Former President Jimmy Carter announced Thursday morning that he has melanoma.
After a recent surgery extricating a "small mass" from his liver, physicians at Emory University Hospital learned that the tumor was melanoma, Carter said at a remarkably detailed and candid press conference in Atlanta addressing his recent cancer diagnosis.
"They had a very high suspicion then and now that the melanoma started somewhere else on my body and spread to the liver," he said. Doctors soon found four spots of melanoma in his brain.
He'll undergo his first radiation treatment for his brain this afternoon, and he has four treatments scheduled at three-week intervals for the future.

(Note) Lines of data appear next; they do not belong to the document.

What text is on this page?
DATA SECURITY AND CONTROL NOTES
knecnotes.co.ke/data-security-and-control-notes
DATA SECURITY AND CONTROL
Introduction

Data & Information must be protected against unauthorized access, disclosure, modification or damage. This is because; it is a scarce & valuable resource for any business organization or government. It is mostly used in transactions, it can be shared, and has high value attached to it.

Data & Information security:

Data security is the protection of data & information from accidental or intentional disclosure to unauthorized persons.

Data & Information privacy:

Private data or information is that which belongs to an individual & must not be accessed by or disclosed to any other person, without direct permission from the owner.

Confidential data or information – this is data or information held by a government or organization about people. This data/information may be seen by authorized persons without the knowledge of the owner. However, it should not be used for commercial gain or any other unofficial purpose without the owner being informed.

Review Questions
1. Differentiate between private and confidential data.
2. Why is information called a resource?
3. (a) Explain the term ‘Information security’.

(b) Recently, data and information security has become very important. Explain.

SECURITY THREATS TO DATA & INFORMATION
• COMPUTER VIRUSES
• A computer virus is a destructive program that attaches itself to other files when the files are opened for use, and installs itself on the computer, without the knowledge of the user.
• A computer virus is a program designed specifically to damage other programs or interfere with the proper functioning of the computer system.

Asked by reporters for his reaction to the news, Carter, 90, said he has had "a wonderful life" and was "pleasantly surprised" that he did not despair.
"I have got thousands of friends and I have had an exciting and adventurous and gratifying existence, so I was surprisingly at ease," he said. "Much more so than my wife was. But now I feel, you know, it's in the hands of God and my worship, and I'll be prepared for it when it comes."
When Carter had the initial liver surgery, the Carter Center said in a statement that his prognosis was "excellent." But on August 12 he announced that he has cancer, and it has spread. He also indicated that he'd make a "more complete public statement" when he knew more, as he did Thursday.